Responsible tourism: Sailing vacation in British Columbia, Canada
Operating a sailing vessel brings a number of challenges from an environmental impact point of view, which we try to minimize through refuse management practices that are the focus of many discussions on-board, on land and at the office. We recycle glass and tin along the coast, in the small communities we work out of. Tin, glass and cardboard in some cases require us to hop in a cab because the recycling facility is outside of town. Oil recycling is imperative and responsible disposal is essential.
For plastics, this is more difficult, when attempts are made to measure how the carbon footprint created by hauling plastics back to port compares to flying them back from the outermost regions we work in, where there is just no economy of scale for recycling plastics. Paper is a major issue. We find that burning paper along the ocean shores at low tide is a better choice than adding to very small landfill sites on remote islands. The tide washes it up in the next cycle.

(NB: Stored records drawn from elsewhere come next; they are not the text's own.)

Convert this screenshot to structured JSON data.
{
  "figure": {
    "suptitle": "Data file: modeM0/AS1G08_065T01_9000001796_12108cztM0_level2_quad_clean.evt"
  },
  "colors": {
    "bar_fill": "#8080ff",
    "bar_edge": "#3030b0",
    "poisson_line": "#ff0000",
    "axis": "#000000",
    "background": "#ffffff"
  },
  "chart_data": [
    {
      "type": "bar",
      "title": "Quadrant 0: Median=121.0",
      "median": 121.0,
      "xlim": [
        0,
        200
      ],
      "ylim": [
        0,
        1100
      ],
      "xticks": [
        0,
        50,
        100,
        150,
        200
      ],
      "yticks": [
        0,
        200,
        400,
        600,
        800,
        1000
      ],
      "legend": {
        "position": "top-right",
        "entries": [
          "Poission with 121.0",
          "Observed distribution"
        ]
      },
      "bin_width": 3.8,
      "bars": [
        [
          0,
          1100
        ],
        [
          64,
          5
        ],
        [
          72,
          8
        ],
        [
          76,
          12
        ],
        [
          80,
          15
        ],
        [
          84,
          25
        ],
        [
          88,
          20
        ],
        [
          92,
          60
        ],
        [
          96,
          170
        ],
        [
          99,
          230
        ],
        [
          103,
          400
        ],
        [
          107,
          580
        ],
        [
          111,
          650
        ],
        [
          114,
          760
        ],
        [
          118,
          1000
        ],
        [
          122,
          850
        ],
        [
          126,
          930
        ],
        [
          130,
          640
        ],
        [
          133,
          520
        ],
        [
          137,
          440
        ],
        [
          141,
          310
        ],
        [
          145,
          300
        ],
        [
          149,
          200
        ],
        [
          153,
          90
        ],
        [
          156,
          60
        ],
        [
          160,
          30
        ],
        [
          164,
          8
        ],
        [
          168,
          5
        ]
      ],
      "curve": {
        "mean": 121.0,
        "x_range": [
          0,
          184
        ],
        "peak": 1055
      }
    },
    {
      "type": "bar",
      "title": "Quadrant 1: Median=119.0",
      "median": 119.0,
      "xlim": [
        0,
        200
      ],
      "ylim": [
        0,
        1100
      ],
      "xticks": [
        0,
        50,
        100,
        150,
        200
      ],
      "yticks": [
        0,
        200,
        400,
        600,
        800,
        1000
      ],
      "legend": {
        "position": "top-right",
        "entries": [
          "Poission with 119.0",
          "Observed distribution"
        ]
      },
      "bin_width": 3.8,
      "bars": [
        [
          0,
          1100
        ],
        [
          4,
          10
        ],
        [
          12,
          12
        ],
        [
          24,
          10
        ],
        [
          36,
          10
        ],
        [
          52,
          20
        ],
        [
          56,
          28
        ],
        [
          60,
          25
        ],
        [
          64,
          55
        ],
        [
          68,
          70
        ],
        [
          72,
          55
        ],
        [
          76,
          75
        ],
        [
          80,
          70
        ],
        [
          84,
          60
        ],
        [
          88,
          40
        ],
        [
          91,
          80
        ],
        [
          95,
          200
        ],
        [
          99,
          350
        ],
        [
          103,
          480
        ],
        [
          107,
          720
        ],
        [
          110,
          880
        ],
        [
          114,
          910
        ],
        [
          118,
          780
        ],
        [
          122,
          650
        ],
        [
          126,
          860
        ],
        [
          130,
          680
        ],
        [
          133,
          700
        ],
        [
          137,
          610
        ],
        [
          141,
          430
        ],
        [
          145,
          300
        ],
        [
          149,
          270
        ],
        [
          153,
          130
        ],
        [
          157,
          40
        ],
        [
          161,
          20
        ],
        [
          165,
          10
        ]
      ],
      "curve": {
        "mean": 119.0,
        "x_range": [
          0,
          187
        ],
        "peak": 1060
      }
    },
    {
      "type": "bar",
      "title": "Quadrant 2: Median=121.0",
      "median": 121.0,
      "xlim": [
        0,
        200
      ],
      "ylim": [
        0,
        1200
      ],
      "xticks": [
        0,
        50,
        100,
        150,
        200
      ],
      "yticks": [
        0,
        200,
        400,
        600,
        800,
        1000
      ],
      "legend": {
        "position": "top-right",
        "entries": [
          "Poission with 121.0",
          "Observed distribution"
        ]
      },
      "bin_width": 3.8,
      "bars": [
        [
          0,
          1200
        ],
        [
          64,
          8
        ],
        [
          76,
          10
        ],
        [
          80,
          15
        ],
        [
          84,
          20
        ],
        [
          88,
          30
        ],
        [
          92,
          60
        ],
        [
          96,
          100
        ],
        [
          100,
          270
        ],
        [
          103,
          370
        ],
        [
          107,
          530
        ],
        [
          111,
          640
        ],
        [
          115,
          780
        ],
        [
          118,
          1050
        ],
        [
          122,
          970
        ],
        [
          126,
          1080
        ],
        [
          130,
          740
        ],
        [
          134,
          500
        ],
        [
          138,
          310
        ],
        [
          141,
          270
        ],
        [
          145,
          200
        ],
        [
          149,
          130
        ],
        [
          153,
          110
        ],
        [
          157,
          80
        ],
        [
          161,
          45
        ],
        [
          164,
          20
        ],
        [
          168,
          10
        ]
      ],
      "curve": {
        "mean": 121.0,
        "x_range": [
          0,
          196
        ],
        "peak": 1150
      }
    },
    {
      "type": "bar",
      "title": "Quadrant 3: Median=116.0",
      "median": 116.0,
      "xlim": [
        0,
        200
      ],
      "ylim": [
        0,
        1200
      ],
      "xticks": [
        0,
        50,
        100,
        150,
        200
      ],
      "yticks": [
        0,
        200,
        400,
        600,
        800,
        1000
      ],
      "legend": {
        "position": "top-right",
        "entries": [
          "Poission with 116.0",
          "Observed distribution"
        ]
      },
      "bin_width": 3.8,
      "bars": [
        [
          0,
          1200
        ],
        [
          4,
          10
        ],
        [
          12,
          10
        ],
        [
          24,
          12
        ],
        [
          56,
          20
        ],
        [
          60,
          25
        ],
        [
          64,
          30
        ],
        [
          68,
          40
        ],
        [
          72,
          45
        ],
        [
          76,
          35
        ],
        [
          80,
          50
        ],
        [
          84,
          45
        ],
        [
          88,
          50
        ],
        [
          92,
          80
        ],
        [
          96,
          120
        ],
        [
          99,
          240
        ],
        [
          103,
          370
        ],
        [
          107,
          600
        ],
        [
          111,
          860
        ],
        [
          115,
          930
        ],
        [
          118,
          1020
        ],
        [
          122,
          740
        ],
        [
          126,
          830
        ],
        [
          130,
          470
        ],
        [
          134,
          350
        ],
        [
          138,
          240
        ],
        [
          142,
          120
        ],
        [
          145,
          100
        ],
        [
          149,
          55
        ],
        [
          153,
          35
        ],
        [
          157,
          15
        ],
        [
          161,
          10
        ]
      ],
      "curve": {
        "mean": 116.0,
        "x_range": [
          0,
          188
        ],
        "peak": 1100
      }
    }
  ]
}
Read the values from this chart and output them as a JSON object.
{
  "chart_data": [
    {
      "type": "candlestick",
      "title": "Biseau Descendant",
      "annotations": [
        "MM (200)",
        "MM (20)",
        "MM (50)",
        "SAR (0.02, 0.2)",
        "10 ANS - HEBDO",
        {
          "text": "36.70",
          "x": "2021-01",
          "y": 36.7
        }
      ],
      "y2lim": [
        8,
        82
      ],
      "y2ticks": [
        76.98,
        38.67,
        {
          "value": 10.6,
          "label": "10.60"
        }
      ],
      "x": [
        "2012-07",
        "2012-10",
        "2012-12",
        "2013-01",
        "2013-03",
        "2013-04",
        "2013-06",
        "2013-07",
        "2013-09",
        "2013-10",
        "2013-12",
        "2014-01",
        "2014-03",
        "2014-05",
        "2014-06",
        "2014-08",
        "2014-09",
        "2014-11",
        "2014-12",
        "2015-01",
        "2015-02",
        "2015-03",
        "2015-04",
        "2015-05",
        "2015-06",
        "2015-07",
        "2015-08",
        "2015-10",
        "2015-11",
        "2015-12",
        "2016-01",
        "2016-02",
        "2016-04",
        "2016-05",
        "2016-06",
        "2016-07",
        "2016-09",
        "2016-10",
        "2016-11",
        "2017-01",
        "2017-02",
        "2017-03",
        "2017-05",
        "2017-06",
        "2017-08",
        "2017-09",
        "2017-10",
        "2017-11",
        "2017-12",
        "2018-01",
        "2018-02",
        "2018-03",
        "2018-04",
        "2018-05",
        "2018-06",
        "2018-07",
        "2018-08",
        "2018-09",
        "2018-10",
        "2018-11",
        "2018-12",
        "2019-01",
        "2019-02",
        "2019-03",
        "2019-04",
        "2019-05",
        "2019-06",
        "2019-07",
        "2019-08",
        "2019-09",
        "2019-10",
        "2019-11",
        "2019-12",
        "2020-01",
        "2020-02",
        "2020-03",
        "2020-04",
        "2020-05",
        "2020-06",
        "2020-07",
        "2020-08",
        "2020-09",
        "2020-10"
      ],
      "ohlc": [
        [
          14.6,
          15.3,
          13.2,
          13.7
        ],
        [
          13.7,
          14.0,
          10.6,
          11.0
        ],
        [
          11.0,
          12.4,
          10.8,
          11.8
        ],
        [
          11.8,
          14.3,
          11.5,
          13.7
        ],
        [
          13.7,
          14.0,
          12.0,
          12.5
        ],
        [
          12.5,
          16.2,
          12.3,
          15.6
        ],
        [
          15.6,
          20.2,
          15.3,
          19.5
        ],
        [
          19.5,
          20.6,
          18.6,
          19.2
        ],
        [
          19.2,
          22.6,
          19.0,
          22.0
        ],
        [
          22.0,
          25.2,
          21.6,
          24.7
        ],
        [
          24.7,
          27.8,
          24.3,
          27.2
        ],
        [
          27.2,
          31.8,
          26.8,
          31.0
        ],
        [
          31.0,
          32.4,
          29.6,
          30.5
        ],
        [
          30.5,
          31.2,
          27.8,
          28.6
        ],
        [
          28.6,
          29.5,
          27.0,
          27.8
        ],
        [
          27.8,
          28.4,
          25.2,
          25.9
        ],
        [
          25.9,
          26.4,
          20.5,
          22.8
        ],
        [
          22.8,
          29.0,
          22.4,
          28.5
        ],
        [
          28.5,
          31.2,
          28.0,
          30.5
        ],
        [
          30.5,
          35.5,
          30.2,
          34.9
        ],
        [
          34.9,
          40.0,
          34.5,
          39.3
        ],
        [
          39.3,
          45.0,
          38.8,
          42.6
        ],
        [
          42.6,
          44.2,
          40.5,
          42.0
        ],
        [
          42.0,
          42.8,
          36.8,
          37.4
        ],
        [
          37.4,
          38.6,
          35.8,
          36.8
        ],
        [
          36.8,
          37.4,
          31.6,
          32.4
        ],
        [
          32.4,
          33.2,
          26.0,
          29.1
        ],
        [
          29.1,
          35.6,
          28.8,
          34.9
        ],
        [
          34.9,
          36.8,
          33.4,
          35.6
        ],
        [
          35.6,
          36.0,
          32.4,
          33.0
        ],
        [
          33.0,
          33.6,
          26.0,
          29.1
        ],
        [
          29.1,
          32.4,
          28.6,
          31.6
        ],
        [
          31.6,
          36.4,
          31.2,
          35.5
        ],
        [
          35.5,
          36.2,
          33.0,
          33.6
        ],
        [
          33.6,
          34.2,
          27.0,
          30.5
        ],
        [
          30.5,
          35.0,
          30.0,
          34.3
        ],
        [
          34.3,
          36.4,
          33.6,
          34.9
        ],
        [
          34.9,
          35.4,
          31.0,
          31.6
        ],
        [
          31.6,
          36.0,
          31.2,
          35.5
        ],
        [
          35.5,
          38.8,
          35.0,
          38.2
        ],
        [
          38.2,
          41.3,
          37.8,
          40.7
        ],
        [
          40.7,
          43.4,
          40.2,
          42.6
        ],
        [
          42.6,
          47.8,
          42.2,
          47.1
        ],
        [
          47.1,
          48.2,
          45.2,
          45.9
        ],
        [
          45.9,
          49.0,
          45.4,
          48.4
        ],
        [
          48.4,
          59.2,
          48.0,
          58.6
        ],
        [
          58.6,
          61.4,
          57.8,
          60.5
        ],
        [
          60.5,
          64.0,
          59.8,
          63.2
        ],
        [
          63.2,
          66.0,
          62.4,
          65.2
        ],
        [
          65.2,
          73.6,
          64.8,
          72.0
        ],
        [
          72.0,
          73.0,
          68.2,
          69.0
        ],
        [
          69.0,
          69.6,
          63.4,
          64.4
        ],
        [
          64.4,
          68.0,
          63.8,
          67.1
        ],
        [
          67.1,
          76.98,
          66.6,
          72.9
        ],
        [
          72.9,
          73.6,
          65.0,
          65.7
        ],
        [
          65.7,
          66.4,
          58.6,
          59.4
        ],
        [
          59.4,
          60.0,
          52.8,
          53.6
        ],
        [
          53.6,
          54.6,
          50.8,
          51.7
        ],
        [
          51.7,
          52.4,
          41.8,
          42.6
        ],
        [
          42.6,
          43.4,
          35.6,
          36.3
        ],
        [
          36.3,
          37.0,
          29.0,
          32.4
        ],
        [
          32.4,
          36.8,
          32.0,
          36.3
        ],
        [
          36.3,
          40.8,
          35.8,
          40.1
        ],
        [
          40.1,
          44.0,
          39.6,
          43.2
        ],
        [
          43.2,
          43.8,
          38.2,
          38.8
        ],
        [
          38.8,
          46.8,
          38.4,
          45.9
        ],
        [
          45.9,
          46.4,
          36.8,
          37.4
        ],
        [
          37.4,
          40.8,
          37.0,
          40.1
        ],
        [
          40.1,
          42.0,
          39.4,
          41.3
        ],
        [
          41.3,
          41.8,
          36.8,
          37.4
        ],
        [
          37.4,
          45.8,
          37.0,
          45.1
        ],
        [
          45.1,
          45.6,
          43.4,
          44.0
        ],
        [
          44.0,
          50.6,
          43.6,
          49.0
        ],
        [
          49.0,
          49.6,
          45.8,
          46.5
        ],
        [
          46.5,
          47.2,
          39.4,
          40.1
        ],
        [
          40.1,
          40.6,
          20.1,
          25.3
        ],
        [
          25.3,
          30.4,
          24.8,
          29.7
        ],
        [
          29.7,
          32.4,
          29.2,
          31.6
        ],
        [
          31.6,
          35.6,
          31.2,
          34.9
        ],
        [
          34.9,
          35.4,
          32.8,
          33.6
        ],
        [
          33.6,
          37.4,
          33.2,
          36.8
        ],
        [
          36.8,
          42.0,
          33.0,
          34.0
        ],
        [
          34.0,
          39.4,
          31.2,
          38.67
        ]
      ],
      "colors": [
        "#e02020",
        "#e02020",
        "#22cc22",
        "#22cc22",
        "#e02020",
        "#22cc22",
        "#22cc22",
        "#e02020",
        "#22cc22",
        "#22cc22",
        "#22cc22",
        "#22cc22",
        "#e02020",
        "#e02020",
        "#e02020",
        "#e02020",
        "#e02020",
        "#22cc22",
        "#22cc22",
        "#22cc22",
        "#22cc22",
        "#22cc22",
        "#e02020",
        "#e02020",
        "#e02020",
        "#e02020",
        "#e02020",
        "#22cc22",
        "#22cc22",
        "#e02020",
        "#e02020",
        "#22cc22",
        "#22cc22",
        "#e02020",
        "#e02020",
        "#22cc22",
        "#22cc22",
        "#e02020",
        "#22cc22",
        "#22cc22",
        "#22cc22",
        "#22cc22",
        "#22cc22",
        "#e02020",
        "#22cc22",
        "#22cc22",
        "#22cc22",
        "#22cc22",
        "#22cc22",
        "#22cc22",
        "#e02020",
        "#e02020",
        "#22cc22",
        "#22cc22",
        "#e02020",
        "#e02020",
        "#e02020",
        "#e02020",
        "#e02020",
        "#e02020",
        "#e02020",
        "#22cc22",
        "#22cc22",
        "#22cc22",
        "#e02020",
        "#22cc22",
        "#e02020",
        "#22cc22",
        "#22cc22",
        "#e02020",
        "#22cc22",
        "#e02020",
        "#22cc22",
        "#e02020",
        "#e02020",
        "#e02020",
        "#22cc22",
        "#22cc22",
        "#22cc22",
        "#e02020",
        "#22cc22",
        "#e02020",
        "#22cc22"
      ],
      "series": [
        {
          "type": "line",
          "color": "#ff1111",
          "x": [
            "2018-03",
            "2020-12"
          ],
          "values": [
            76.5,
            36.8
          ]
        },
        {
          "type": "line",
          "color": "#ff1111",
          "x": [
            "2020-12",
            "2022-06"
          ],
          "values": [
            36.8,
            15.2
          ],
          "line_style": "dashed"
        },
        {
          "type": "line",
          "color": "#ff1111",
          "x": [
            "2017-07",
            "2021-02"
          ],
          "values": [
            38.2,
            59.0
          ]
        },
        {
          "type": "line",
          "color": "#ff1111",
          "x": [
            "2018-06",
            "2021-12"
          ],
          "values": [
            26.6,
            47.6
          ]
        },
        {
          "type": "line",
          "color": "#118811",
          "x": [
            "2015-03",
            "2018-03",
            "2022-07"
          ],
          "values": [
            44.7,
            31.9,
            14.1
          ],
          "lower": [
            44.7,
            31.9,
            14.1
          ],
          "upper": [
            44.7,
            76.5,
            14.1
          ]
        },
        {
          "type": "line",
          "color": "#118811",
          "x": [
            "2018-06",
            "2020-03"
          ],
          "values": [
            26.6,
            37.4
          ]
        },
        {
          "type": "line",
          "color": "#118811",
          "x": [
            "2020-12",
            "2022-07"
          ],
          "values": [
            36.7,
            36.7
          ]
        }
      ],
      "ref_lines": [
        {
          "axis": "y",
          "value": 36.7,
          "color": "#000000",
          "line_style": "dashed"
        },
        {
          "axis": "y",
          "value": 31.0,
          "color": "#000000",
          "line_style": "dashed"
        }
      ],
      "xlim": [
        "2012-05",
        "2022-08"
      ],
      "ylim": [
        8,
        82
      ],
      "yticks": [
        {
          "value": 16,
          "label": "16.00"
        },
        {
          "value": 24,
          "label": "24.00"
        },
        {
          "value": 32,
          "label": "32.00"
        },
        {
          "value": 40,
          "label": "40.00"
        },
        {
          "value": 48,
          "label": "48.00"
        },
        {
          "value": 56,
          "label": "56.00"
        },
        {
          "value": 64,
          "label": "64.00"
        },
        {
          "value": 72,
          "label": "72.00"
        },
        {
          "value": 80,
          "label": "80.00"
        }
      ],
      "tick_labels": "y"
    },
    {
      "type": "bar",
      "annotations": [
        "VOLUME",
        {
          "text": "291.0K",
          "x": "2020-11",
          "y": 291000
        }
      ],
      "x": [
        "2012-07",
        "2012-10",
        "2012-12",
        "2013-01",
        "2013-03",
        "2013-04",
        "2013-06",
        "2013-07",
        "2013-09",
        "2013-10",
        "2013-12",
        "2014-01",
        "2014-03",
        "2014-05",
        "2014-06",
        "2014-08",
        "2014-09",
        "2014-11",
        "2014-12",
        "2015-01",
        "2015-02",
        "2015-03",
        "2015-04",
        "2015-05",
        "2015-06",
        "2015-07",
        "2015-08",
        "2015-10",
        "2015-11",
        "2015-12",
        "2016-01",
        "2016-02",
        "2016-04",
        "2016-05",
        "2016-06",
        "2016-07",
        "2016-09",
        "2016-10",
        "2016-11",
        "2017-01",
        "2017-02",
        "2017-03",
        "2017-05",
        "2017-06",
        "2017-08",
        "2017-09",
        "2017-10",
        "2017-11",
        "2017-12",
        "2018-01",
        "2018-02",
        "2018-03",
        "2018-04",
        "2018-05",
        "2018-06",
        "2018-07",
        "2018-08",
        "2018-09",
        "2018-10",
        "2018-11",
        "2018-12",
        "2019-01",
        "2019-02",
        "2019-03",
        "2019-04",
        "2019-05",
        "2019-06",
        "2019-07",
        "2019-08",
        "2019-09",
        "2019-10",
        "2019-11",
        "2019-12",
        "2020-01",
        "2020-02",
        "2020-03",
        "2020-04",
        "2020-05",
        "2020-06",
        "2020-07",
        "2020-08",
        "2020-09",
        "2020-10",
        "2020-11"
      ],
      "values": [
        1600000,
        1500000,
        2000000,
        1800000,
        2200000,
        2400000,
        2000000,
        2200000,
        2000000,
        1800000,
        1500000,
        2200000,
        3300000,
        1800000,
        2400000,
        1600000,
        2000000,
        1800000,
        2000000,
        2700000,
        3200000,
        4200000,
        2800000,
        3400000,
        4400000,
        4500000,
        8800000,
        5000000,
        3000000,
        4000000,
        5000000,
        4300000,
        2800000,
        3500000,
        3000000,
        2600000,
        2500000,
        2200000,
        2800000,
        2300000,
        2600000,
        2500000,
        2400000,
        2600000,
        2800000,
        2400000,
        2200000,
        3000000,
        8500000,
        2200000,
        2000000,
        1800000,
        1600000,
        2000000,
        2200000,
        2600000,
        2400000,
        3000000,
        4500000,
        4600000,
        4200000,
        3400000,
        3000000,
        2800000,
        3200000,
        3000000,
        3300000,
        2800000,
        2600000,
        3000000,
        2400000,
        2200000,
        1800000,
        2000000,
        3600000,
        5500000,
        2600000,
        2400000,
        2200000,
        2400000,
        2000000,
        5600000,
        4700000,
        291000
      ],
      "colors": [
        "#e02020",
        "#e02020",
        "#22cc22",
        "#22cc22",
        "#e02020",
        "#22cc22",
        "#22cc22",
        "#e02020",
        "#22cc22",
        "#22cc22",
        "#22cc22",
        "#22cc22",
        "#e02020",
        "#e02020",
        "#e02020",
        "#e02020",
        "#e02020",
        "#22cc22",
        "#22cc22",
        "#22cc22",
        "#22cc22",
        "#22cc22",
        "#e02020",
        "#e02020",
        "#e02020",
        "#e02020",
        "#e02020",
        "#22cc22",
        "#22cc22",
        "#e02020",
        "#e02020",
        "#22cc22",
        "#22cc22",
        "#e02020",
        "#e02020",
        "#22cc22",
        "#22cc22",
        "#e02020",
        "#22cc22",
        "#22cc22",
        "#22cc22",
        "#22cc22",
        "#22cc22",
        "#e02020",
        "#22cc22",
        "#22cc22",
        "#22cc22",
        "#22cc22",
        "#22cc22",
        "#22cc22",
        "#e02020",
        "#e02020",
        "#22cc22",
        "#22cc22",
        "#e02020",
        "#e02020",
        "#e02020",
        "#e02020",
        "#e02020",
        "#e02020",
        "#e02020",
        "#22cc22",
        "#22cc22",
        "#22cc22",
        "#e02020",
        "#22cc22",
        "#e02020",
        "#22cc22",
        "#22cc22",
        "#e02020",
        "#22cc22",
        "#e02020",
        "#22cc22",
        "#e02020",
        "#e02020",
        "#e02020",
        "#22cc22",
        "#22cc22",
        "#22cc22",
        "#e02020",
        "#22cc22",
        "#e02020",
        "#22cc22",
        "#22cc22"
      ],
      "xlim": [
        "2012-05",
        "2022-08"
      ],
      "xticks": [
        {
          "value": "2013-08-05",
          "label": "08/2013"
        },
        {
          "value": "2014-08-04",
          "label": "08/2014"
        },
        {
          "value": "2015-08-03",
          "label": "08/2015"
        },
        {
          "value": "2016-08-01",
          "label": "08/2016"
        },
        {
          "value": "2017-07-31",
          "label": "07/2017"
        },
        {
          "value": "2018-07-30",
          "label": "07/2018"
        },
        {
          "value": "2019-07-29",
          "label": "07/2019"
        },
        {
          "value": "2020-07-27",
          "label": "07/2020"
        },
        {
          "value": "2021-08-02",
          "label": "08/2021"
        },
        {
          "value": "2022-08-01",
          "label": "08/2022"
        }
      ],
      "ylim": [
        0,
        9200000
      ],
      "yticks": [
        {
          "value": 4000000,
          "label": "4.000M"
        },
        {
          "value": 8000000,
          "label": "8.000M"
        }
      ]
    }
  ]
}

We also compost out in deeper water. There are all sorts of marine organisms like crabs that are detritus feeders. Some of the organic matter, like orange peels, will float, so we avoid composting those in places that are more densely populated like the Gulf Islands.
All the lights on-board are 12-Volt, so they run off the batteries. We don’t have incandescent lights; everything is compact fluorescent. The efficiency of our conventional power train is enhanced by the shape of sailing vessels which are slender and foster easier movement through the water than more blunt hulls.
In all Canadian areas that are part of First Nations territory, we work collaboratively with them. In the Great Bear Rainforest—the most tangible example—we signed protocol agreements with two First Nations that carry 90% of our operating area. Hartley Bay’s Gitga’at people is one; and the Kitasoo Native Band at Klemtu is the other. Our activities generate $10 per person per night as a fee that is paid for the use of their territory. It is our recognition of their historic rights. We are committed to hiring local guides. At Hartley Bay, on all of our Great Bear Rainforest trips, we will spend a day with a guide hired through the Gitga’at development corporation. Typically, that is a Spirit bear-focused experience.
We are committed to buying our food for the trips in local communities, despite this being at times a challenge for our cooks, because supplies are not as dependable and more menu flexibility is required as a result.
There are 4 crew members, the captain, the chef, our resource person who is typically a biologist, and then our mate who assists the others, runs the zodiacs, assists with the kayaks and sails. We have an on-going wildlife log so all significant sightings are catalogued. We are traveling in parts of the coast that researchers seldom get to. For 20 years, we have been doing marine mammal sightings in conjunction with the Vancouver Aquarium and the Department of Fisheries and Oceans’ Pacific Biological Station in Nanaimo.